When I first saw Everything Everywhere All at Once when it first came to theaters, I left the theater absolutely gobsmacked. I was astounded and confused but I loved it. I had never seen a film like that before, but I couldn’t quite put my finger on it. The film was wild, with kung fu fighting, crazy things happened in nearly every scene, yet it was profound and contained a message about kindness, acceptance and healing. There were people with hot dog fingers and people exploding into confetti, a hibachi chef with a raccoon hidden under his hat! At times it was funny and silly, even with cartoon sound effects, but then somber and serious. It sounds like it would be a big mess, but it wasn’t. It was perfect.
The story centers around Evelyn (Michelle Yeoh), a middle aged Asian American woman who runs a laundromat with her husband, Waymond (Ke Huy Quan). On this particular day, she has a lot on her plate: her father is in town, they’re throwing a Chinese new year party tonight, her daughter Joy (Stephanie Hsu) is wanting to introduce her girlfriend to her grandfather and they have a meeting with an IRS agent (Jamie Lee Curtis) about being audited. To complicate things even further, Waymond starts acting very strange as they get to the IRS building. He says he is from another dimension and together they must save the world. Also, Waymond wants a divorce.
The multiverse activity we encounter in EEAAO makes Dr. Strange and his movies look like child’s play. We don’t see a lot inside each multiverse, but rather who Evelyn is within them based on different decisions she made throughout her life. She sees who she would have become if she had not run off with Waymond to get married and live in America and many other versions of herself. When Evelyn understands her place in the multiverse more and is better at verse-jumping she realizes that a version of her daughter is the evil that must be defeated before all the universes are sucked into her everything bagel (it’s like a black hole, but way cooler). Rather than kill/sacrifice her daughter to save the multiverse, Evelyn tries to become as strong as her evil counterpart by verse-jumping to gain all sorts of abilities.
All the actors in this film do a phenomenal job making us believe all the insanity happening in this film. Michelle Yeoh makes Evelyn relatable and surprisingly bad-ass once she gets the hang of verse jumping. In the beginning, Evelyn is a bit cold, no nonsense and bossy, but by the end she’s transformed into someone so much more strong, confident and reckless. Ke Huy Quan switches back and forth from normal wimpy Waymond to bad-ass alpha Waymond with hilarious ease. One moment he’s sweet and dorky, and the next he’s taken off his fanny pack and beat up a slew of police officers with it. Stephanie Hsu has to embody Joy as an awkward young adult who is running out of steam trying to be enough for her mother, but also as Jobo, an evil carefree egomaniac. I imagine filming that first scene with Jobo in the hallway must have been so fun for Hsu. And Jamie Lee Curtis is almost unrecognizable in her fat suit and then is wild as she verse-jumps, fights and plays the piano with her toes in the surprisingly tender hot dog finger universe.

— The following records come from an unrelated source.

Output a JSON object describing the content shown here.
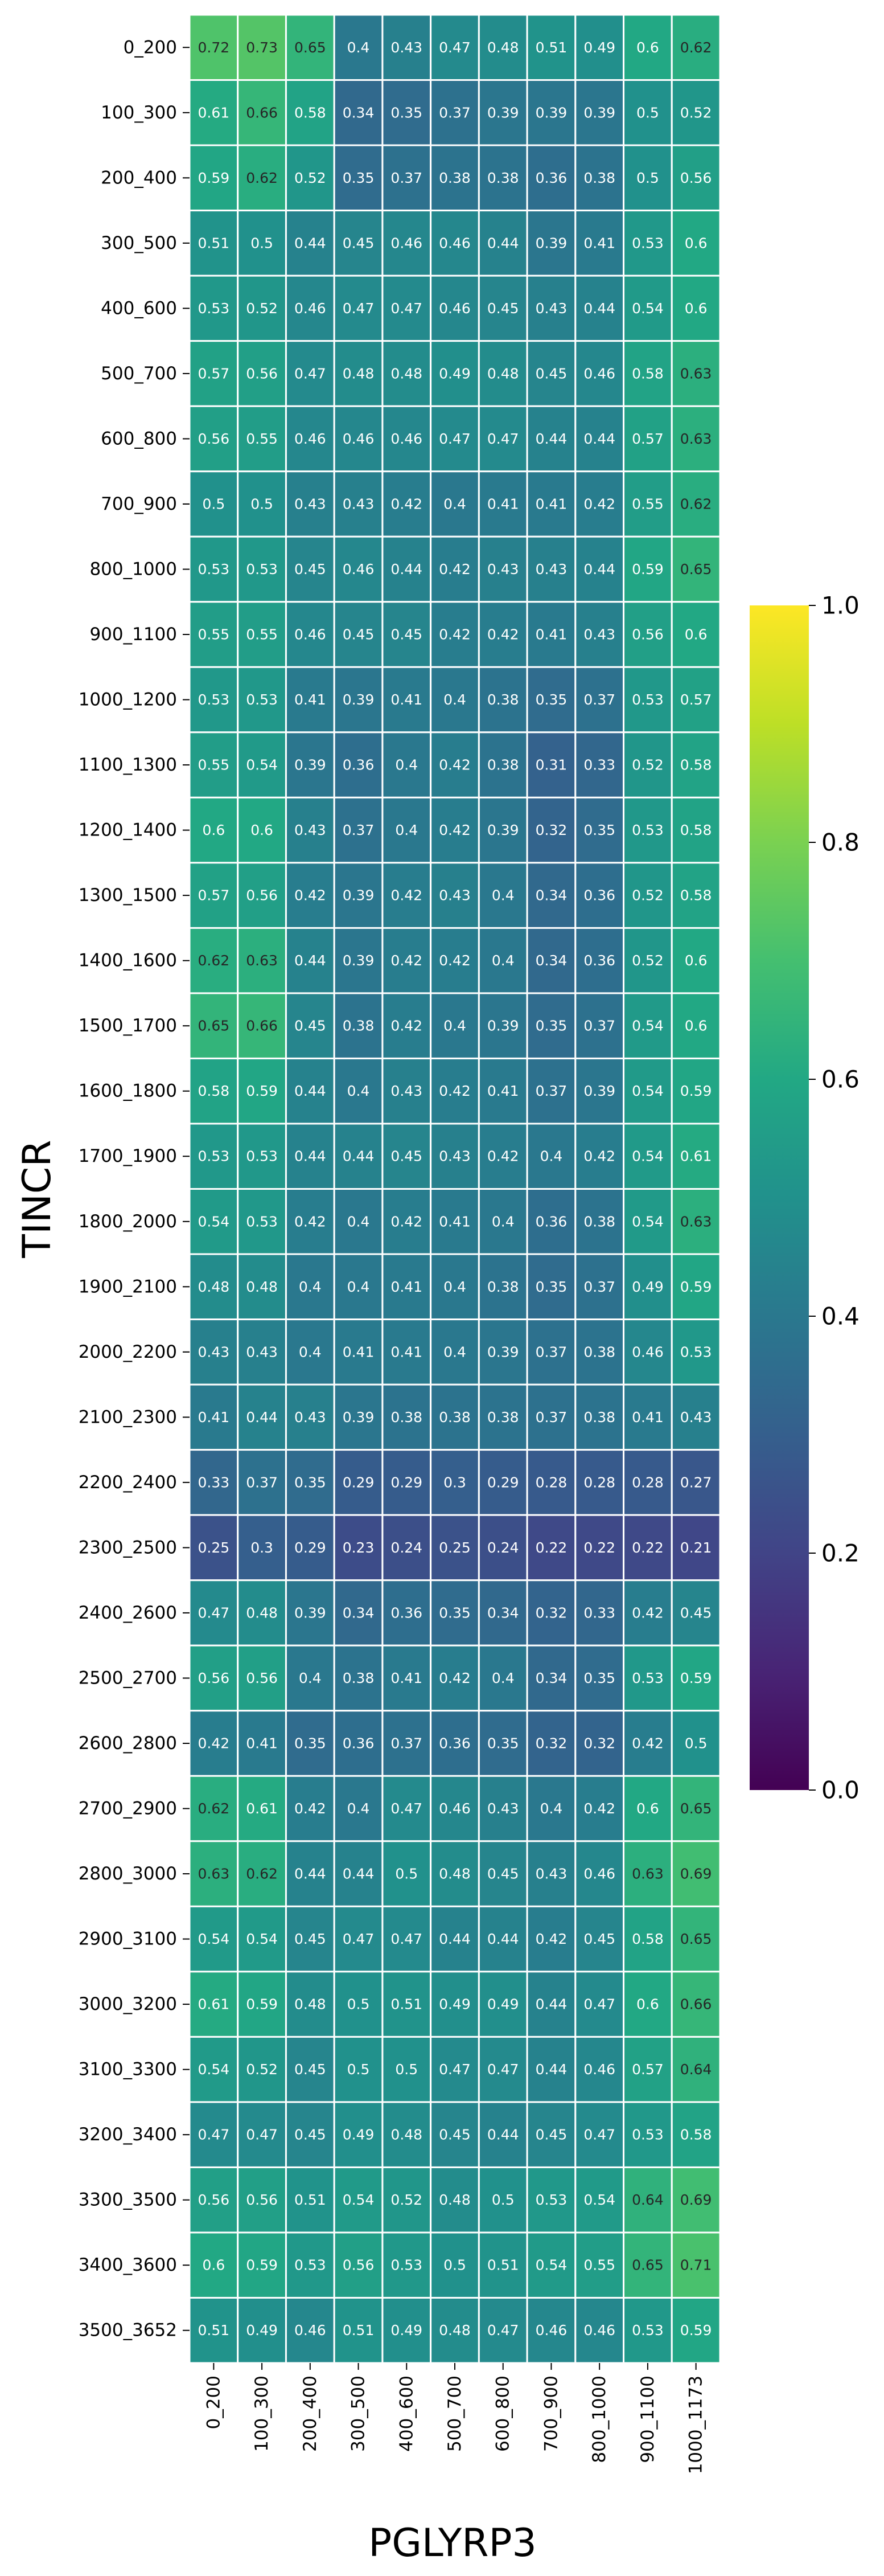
{
  "chart_data": {
    "type": "heatmap",
    "xlabel": "PGLYRP3",
    "ylabel": "TINCR",
    "x_categories": [
      "0_200",
      "100_300",
      "200_400",
      "300_500",
      "400_600",
      "500_700",
      "600_800",
      "700_900",
      "800_1000",
      "900_1100",
      "1000_1173"
    ],
    "y_categories": [
      "0_200",
      "100_300",
      "200_400",
      "300_500",
      "400_600",
      "500_700",
      "600_800",
      "700_900",
      "800_1000",
      "900_1100",
      "1000_1200",
      "1100_1300",
      "1200_1400",
      "1300_1500",
      "1400_1600",
      "1500_1700",
      "1600_1800",
      "1700_1900",
      "1800_2000",
      "1900_2100",
      "2000_2200",
      "2100_2300",
      "2200_2400",
      "2300_2500",
      "2400_2600",
      "2500_2700",
      "2600_2800",
      "2700_2900",
      "2800_3000",
      "2900_3100",
      "3000_3200",
      "3100_3300",
      "3200_3400",
      "3300_3500",
      "3400_3600",
      "3500_3652"
    ],
    "values": [
      [
        0.72,
        0.73,
        0.65,
        0.4,
        0.43,
        0.47,
        0.48,
        0.51,
        0.49,
        0.6,
        0.62
      ],
      [
        0.61,
        0.66,
        0.58,
        0.34,
        0.35,
        0.37,
        0.39,
        0.39,
        0.39,
        0.5,
        0.52
      ],
      [
        0.59,
        0.62,
        0.52,
        0.35,
        0.37,
        0.38,
        0.38,
        0.36,
        0.38,
        0.5,
        0.56
      ],
      [
        0.51,
        0.5,
        0.44,
        0.45,
        0.46,
        0.46,
        0.44,
        0.39,
        0.41,
        0.53,
        0.6
      ],
      [
        0.53,
        0.52,
        0.46,
        0.47,
        0.47,
        0.46,
        0.45,
        0.43,
        0.44,
        0.54,
        0.6
      ],
      [
        0.57,
        0.56,
        0.47,
        0.48,
        0.48,
        0.49,
        0.48,
        0.45,
        0.46,
        0.58,
        0.63
      ],
      [
        0.56,
        0.55,
        0.46,
        0.46,
        0.46,
        0.47,
        0.47,
        0.44,
        0.44,
        0.57,
        0.63
      ],
      [
        0.5,
        0.5,
        0.43,
        0.43,
        0.42,
        0.4,
        0.41,
        0.41,
        0.42,
        0.55,
        0.62
      ],
      [
        0.53,
        0.53,
        0.45,
        0.46,
        0.44,
        0.42,
        0.43,
        0.43,
        0.44,
        0.59,
        0.65
      ],
      [
        0.55,
        0.55,
        0.46,
        0.45,
        0.45,
        0.42,
        0.42,
        0.41,
        0.43,
        0.56,
        0.6
      ],
      [
        0.53,
        0.53,
        0.41,
        0.39,
        0.41,
        0.4,
        0.38,
        0.35,
        0.37,
        0.53,
        0.57
      ],
      [
        0.55,
        0.54,
        0.39,
        0.36,
        0.4,
        0.42,
        0.38,
        0.31,
        0.33,
        0.52,
        0.58
      ],
      [
        0.6,
        0.6,
        0.43,
        0.37,
        0.4,
        0.42,
        0.39,
        0.32,
        0.35,
        0.53,
        0.58
      ],
      [
        0.57,
        0.56,
        0.42,
        0.39,
        0.42,
        0.43,
        0.4,
        0.34,
        0.36,
        0.52,
        0.58
      ],
      [
        0.62,
        0.63,
        0.44,
        0.39,
        0.42,
        0.42,
        0.4,
        0.34,
        0.36,
        0.52,
        0.6
      ],
      [
        0.65,
        0.66,
        0.45,
        0.38,
        0.42,
        0.4,
        0.39,
        0.35,
        0.37,
        0.54,
        0.6
      ],
      [
        0.58,
        0.59,
        0.44,
        0.4,
        0.43,
        0.42,
        0.41,
        0.37,
        0.39,
        0.54,
        0.59
      ],
      [
        0.53,
        0.53,
        0.44,
        0.44,
        0.45,
        0.43,
        0.42,
        0.4,
        0.42,
        0.54,
        0.61
      ],
      [
        0.54,
        0.53,
        0.42,
        0.4,
        0.42,
        0.41,
        0.4,
        0.36,
        0.38,
        0.54,
        0.63
      ],
      [
        0.48,
        0.48,
        0.4,
        0.4,
        0.41,
        0.4,
        0.38,
        0.35,
        0.37,
        0.49,
        0.59
      ],
      [
        0.43,
        0.43,
        0.4,
        0.41,
        0.41,
        0.4,
        0.39,
        0.37,
        0.38,
        0.46,
        0.53
      ],
      [
        0.41,
        0.44,
        0.43,
        0.39,
        0.38,
        0.38,
        0.38,
        0.37,
        0.38,
        0.41,
        0.43
      ],
      [
        0.33,
        0.37,
        0.35,
        0.29,
        0.29,
        0.3,
        0.29,
        0.28,
        0.28,
        0.28,
        0.27
      ],
      [
        0.25,
        0.3,
        0.29,
        0.23,
        0.24,
        0.25,
        0.24,
        0.22,
        0.22,
        0.22,
        0.21
      ],
      [
        0.47,
        0.48,
        0.39,
        0.34,
        0.36,
        0.35,
        0.34,
        0.32,
        0.33,
        0.42,
        0.45
      ],
      [
        0.56,
        0.56,
        0.4,
        0.38,
        0.41,
        0.42,
        0.4,
        0.34,
        0.35,
        0.53,
        0.59
      ],
      [
        0.42,
        0.41,
        0.35,
        0.36,
        0.37,
        0.36,
        0.35,
        0.32,
        0.32,
        0.42,
        0.5
      ],
      [
        0.62,
        0.61,
        0.42,
        0.4,
        0.47,
        0.46,
        0.43,
        0.4,
        0.42,
        0.6,
        0.65
      ],
      [
        0.63,
        0.62,
        0.44,
        0.44,
        0.5,
        0.48,
        0.45,
        0.43,
        0.46,
        0.63,
        0.69
      ],
      [
        0.54,
        0.54,
        0.45,
        0.47,
        0.47,
        0.44,
        0.44,
        0.42,
        0.45,
        0.58,
        0.65
      ],
      [
        0.61,
        0.59,
        0.48,
        0.5,
        0.51,
        0.49,
        0.49,
        0.44,
        0.47,
        0.6,
        0.66
      ],
      [
        0.54,
        0.52,
        0.45,
        0.5,
        0.5,
        0.47,
        0.47,
        0.44,
        0.46,
        0.57,
        0.64
      ],
      [
        0.47,
        0.47,
        0.45,
        0.49,
        0.48,
        0.45,
        0.44,
        0.45,
        0.47,
        0.53,
        0.58
      ],
      [
        0.56,
        0.56,
        0.51,
        0.54,
        0.52,
        0.48,
        0.5,
        0.53,
        0.54,
        0.64,
        0.69
      ],
      [
        0.6,
        0.59,
        0.53,
        0.56,
        0.53,
        0.5,
        0.51,
        0.54,
        0.55,
        0.65,
        0.71
      ],
      [
        0.51,
        0.49,
        0.46,
        0.51,
        0.49,
        0.48,
        0.47,
        0.46,
        0.46,
        0.53,
        0.59
      ]
    ],
    "vmin": 0.0,
    "vmax": 1.0,
    "colormap": "viridis",
    "colorbar_ticks": [
      "0.0",
      "0.2",
      "0.4",
      "0.6",
      "0.8",
      "1.0"
    ],
    "cell_border_color": "#ffffff",
    "annotations": true,
    "legend_placement": "colorbar right"
  }
}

Everything Everywhere All at Once is nominated for a whopping eleven Academy Awards, including Best Picture. Dan Kwan and Daniel Scheinert are jointly nominated for best director. Michelle Yeoh is nominated for lead actress, Ke Huy Quan for supporting actor. Stephanie Hsu and Jamie Lee Curtis are both nominated in the supporting actress category. This is each actor’s first Oscar nomination. The film’s other nominations include best costume design, film editing, costume design, original screenplay and original song (This Is a Life). I wouldn’t mind seeing EEAAO sweep and take home ten little Oscars.
This film is so ambitious and took a lot of risks. All the visual effects were done by a team of nine people, including the directors, who simply learned how to pull these tricks off with online videos. It takes the multiverse genre to new, unexpected heights. It’s an amazing mix of nearly every film genre rolled into one with the actors doing amazing stunts, physical comedy and heart-tugging emotional moments. And it’s weird. I mean as one point Evelyn has to fight two men with strangely phallic trophies stuck up their butts. And yet it works. It’s visually beautiful. It’s funny. It’s sincere. It’s compelling. It’s crazy. It’s amazing. It really is Everything Everywhere All at Once.
“Your stupid plan to somehow save your daughter has managed to piss off everyone in the multiverse. But it just might work.”